のぞむ 「驚き過ぎだよ。ドラえもんか?」
みき 「お兄ちゃんがネズミとか言うから…」
のぞむ 「名前がミッキーなのにネズミが苦手ってどうよ。」
みき 「みきです!」

人形を棚に戻し終え、のぞむが箱を持ち

のぞむ 「戻して来る。『ネズミ』の人形。」
みき 「もう…」

のぞむ、一度奥の部屋(中央上手)に入る。

鹿島 「並びってこれであってます?」
上野 「うん、こんなもんでしょ。」
みき 「ごめんなさい。」
上野 「大丈夫。人形にケガはなさそうだし。」

部屋の奥からのぞむの声

のぞむ 「あれ?なんかあるぞ。」
鹿島 「どうしました?」写真

のぞむが大き目のブタの人形を持って出て来る。みんなのぞむに近づく。

のぞむ 「ブタかぁ。」
みき 「なにこれ?」
のぞむ 「棚の奥にあった。」

のぞむ、ブタをあおいに渡す。

鹿島 「ん?見たことないなこれ。」

あおいも頷く。

上野 「私も。」
みき 「え?上野さんも知らないの?」
鹿島 「相当前のものですね。埃っぽいし。」
上野 「多分初期の作品の物かも。」
のぞむ 「あっ!!」

みんなびっくり。のぞむはスマホを取り出す。

のぞむ 「今何時?!」
鹿島 「16時過ぎたとこです。」
のぞむ 「やべやべやべ!…え?バッテリー切れ?!!マジかよ!誰か予備バッテリーない?!」
みき 「充電コードなら持ってるけど。」
のぞむ 「貸して貸して!」
上野 「コンセントいかれてるから使えないよ。」
のぞむ 「え?なんで?!」
鹿島 「多分コードがネズ…」

みきが反応する。みんなも息を飲む。

鹿島 「ネ、ネ…ネズィれて切れたのかも。」
のぞむ 「くっそ、ヤベー!ヤバ過ぎ!」
みき 「なにが?」
のぞむ 「面接の結果が来るんだよ!すぐに返事しなきゃまずいのに!みんな悪い!おれ帰るわ!」

のぞむ、出口にダッシュ。

みき 「ちょっとお兄ちゃん?」

のぞむ、去りながら

のぞむ 「ブタさん宜しく!」写真
みき 「まったくもー!劇団の話どうすんのよ…」
上野 「就活じゃしょうがない。」
鹿島 「そうだ、LINEグループの電話で会議しません?」
上野 「いいかも。

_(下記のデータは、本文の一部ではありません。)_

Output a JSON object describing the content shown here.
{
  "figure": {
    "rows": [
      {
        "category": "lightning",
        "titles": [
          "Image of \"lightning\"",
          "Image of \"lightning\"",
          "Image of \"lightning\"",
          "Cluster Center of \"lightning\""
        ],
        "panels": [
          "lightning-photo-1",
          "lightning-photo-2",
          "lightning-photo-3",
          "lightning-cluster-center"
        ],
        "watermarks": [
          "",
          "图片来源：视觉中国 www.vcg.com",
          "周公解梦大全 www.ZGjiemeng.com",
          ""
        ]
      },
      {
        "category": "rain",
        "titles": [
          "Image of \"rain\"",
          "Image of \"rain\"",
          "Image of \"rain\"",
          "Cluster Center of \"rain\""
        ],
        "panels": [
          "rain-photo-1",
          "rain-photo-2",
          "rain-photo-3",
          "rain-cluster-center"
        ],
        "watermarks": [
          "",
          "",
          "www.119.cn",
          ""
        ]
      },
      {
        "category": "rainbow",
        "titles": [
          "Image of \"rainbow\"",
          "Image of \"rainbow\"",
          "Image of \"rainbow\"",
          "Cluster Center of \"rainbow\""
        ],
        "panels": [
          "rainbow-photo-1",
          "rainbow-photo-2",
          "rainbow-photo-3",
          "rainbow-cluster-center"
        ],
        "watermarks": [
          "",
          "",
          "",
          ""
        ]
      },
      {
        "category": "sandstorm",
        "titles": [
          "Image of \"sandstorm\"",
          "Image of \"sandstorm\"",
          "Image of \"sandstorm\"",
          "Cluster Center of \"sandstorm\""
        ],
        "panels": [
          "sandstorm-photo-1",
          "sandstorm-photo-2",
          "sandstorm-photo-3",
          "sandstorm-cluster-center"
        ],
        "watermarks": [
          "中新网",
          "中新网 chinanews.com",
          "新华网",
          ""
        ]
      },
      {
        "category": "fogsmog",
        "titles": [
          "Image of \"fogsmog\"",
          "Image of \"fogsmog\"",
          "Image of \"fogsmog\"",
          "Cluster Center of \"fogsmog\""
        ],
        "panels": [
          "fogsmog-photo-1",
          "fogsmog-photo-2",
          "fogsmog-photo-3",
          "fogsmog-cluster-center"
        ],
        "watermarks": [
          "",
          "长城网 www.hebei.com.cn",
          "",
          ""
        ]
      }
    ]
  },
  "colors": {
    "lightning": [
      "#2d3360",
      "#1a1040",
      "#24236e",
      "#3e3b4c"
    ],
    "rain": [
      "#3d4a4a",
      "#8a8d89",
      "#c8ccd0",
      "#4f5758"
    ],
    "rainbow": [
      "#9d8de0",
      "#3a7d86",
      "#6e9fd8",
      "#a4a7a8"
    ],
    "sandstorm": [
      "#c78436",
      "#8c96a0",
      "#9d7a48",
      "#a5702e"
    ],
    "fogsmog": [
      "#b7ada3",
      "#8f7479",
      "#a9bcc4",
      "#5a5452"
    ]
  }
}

あきちゃんも入れて。」
鹿島 「送りますよ。みきちゃんも。行きましょう」
みき 「ありがとう。あ、ブタさん置いてくる。」

みき、あおいがもっているブタの人形を受け取る。上野、鹿島、あおい上前にハケる。
みき、ため息をつくが、すぐにブタの人形の頭を撫で、中央ハケ上手にハケる。